Step One: Find A Promising Stock
We did that with AST SpaceMobile (ASTS 3.54%↑) in August. As I wrote back then, the main attraction for us was that the stock had appeared in our system’s top names:
For the benefit of new readers: we have 6-month return data for 113 weekly top ten names cohorts, and, on average, they’ve outperformed the market-tracking SPDR S&P 500 Trust (SPY 0.29%↑), +16.10% versus +9.09%, over the next 6 months. Returns can be lumpy, but there’s real alpha here.
The average outperformance of our top ten names has widened in the seven weeks since, to +18.56% versus 9.61% for SPY 0.00%↑ over the next 6 months. You can see the 6-month performance of our top ten names from April 11th below.
The other reason ASTS looked promising to us is it was in a hot industry—space—but more on the commercial side. At the time we placed this trade, defense space names had cooled off a bit in the wake of President Trump’s summit with President Putin in Alaska.

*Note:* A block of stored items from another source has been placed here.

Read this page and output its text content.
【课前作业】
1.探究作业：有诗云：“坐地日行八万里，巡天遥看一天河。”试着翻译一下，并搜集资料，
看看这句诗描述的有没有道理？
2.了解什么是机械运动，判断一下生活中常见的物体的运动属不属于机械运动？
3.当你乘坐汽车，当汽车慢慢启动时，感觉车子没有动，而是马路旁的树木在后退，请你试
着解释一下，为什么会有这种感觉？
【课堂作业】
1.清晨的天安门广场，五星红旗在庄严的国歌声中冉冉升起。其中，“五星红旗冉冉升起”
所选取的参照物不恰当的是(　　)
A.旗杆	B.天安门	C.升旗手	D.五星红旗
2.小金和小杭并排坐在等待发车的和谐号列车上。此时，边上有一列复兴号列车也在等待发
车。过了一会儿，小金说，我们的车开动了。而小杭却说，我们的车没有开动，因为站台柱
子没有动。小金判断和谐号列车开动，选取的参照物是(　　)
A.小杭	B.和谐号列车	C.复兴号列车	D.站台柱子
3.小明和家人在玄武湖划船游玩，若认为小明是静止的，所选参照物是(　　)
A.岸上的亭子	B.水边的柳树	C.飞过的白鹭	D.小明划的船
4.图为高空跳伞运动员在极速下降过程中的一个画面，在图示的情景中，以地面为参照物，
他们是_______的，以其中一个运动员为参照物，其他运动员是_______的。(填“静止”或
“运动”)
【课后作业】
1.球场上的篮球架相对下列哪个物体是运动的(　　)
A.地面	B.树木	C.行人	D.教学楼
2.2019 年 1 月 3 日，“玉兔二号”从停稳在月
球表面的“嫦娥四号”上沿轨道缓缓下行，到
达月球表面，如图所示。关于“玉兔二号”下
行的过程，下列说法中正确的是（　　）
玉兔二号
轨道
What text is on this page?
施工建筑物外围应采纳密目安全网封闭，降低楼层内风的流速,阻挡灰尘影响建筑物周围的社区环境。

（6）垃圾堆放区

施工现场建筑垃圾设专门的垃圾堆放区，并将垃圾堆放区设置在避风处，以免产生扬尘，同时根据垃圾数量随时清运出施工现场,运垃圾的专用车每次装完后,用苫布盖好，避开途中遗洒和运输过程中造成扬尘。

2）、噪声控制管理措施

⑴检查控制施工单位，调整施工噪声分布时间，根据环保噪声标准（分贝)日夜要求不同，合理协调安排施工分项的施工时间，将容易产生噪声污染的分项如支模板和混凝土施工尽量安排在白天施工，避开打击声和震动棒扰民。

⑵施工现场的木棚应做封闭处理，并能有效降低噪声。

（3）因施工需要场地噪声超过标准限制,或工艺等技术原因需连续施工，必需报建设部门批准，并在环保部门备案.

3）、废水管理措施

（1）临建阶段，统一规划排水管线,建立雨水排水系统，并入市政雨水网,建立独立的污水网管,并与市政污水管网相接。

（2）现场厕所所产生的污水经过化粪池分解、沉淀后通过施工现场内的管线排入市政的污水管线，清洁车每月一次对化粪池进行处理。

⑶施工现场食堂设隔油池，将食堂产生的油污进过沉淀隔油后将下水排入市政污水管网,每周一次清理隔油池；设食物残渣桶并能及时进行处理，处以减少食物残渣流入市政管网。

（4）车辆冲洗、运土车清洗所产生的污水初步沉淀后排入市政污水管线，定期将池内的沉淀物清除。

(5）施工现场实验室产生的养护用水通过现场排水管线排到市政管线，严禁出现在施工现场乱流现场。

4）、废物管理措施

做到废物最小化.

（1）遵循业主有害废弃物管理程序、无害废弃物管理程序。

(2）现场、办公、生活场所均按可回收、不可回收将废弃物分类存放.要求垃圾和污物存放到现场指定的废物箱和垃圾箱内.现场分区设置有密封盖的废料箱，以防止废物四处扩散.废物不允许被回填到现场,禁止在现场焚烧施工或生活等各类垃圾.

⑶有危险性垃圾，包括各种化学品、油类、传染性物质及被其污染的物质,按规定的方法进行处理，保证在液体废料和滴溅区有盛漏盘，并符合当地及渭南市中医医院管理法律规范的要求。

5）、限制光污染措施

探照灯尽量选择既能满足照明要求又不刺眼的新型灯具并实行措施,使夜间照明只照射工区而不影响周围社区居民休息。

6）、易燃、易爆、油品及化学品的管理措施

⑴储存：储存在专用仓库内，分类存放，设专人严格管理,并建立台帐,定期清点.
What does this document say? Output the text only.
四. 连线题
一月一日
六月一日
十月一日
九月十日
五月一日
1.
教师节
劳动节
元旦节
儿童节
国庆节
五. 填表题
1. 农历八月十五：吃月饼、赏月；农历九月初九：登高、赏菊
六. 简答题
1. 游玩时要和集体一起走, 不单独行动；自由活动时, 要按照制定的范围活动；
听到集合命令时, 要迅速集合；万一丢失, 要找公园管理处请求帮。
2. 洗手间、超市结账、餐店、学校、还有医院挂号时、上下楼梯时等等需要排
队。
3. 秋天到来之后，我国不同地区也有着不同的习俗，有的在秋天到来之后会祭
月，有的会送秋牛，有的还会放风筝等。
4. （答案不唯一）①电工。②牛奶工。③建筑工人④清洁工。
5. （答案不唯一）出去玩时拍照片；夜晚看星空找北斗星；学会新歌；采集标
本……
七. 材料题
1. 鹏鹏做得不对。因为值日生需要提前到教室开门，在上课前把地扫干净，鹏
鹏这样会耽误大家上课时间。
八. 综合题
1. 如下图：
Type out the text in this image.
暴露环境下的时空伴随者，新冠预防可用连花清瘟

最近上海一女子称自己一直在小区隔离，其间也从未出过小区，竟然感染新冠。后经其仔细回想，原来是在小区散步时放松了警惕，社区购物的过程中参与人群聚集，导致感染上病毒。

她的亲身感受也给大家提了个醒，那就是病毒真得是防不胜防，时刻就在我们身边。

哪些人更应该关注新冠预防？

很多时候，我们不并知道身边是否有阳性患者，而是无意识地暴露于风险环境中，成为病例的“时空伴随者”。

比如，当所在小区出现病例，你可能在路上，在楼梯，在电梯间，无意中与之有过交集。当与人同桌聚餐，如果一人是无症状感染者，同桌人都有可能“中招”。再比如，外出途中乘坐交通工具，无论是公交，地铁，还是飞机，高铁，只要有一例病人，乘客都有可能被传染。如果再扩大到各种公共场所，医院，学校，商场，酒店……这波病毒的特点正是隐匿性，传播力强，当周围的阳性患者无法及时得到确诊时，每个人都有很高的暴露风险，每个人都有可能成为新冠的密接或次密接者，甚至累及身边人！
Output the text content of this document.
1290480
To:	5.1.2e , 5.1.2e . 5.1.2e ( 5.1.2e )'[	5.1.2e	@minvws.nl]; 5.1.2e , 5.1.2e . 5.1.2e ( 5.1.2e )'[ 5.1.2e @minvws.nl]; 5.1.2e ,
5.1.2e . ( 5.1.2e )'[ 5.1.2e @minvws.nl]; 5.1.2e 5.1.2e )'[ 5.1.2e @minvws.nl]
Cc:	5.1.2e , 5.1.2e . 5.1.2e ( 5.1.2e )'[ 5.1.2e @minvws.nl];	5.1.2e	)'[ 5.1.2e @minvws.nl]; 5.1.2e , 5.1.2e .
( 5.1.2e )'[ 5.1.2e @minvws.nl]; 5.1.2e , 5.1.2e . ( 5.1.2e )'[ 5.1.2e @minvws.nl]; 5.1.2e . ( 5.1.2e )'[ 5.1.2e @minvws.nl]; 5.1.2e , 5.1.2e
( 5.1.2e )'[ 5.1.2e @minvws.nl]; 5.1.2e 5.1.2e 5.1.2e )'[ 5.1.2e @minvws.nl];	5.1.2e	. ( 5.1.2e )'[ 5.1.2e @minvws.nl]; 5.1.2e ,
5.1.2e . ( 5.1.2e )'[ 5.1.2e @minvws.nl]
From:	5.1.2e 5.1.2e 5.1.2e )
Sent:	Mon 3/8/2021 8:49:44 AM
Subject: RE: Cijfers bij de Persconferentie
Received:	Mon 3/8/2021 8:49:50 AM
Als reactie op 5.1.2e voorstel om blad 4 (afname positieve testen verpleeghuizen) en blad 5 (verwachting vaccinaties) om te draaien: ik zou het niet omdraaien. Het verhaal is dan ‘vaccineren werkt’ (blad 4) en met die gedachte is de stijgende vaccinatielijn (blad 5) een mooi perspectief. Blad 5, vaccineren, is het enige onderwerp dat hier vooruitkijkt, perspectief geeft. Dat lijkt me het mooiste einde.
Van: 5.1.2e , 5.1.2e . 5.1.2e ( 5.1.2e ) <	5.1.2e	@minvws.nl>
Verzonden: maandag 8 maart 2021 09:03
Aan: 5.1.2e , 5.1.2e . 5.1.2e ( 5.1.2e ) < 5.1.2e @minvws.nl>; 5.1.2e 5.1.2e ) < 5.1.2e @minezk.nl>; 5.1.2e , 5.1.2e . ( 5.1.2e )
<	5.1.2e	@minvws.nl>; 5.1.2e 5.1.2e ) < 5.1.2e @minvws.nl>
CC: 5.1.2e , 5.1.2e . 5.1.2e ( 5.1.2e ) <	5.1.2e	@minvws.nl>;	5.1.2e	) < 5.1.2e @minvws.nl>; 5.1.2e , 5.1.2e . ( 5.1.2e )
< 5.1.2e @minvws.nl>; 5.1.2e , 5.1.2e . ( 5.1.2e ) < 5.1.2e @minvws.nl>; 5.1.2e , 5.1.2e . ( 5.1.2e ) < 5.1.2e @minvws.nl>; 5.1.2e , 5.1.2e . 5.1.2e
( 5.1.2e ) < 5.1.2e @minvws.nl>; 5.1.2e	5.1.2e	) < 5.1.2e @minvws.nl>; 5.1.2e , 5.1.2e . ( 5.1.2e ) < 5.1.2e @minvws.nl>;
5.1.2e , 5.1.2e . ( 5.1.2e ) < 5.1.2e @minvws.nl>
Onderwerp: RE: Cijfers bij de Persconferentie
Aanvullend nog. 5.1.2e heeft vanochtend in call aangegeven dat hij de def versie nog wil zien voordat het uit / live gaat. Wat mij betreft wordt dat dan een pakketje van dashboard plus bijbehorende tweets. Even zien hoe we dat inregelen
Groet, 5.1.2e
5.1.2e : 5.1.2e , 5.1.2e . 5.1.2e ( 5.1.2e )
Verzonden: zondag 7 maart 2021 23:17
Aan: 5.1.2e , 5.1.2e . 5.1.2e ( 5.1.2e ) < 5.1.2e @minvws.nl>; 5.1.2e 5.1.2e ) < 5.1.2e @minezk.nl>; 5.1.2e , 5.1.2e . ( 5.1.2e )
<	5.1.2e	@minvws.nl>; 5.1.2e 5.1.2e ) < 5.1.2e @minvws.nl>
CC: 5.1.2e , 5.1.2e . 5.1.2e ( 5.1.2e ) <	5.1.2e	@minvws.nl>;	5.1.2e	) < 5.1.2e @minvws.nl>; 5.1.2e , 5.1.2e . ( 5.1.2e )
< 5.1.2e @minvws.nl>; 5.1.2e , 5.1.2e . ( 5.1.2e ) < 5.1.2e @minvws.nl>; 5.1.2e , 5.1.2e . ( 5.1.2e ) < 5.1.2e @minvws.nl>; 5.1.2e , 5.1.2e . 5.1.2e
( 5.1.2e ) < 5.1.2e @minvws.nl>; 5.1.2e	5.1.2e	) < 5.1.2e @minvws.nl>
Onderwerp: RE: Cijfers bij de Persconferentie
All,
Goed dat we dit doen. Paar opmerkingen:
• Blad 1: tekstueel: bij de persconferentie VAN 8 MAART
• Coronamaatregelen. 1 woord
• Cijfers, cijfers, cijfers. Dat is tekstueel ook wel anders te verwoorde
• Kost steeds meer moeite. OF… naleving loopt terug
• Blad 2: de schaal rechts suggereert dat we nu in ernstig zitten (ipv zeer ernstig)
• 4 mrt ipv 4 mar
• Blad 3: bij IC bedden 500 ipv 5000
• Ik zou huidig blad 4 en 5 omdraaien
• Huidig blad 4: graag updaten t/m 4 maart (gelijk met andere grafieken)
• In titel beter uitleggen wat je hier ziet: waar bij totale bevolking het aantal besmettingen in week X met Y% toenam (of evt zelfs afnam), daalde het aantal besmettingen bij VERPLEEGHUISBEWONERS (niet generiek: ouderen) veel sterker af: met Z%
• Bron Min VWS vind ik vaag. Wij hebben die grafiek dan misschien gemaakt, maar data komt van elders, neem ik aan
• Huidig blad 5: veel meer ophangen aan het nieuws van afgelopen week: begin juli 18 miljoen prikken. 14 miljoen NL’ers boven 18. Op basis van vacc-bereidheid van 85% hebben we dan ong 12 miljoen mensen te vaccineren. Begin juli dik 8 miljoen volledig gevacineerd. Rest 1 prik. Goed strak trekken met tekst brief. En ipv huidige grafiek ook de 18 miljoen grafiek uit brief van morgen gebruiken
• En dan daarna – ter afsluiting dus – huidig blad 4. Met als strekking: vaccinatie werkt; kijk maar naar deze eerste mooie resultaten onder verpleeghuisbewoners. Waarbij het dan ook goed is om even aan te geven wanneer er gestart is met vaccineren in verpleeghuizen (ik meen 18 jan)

Step Two: Find A Promising Trade Setup
Since options were expensive on ASTS, we used that to our advantage by harvesting high implied volatility on the way in. Our trade was a combo expiring on November 21st, consisting of these four legs:
Buying the $50 strike call,
Selling the $65 strike call,
Selling the $50 strike put, and
Buying the $47 strike put,
For a net debit of $2.80 or less. The max gain per contract on that structure was $1,220, the max loss loss $580, and the break even was with ASTS at $52.80. That trade filled for us at $2.70, so our prospects were a little better than that going in.
Step Three: Set Exit Orders
One of Stephen Covey’s famous seven habits of highly successful people was “Begin with the end in mind”. We do that with all of our options trades, setting GTC (Good ‘till Cancelled) exit orders immediately after we enter. These were our exit orders on our ASTS trade:
ASTS Call spread (legs 1 & 2): open a GTC order to exit at a net credit of $12.
ASTS Put spread (legs 3 & 4): open a GTC order to exit at a net debit of $0.20.
Step Four: Profit
Those exit orders filled automatically last week and this week:
4-leg combo on AST SpaceMobile (ASTS 5.04%↑). Entered at a net debit of $2.70 on 8/27/2025; exited the call spread at a net credit of $12 on 10/8/2025; exited the put spread at a net debit of $0.20 on 10/13/2025. Profit: 337%.1
On premium outlay; return on max risk = 160%.
Had they not filled automatically by expiration next month, we would have adjusted our prices on them.
These sorts of trades don’t always work, of course, but when they don’t work, your downside is strictly limited (in this case, to less than $600 per contract). We document all of our exits in an “Exits” post at the end of the week, and in this spreadsheet.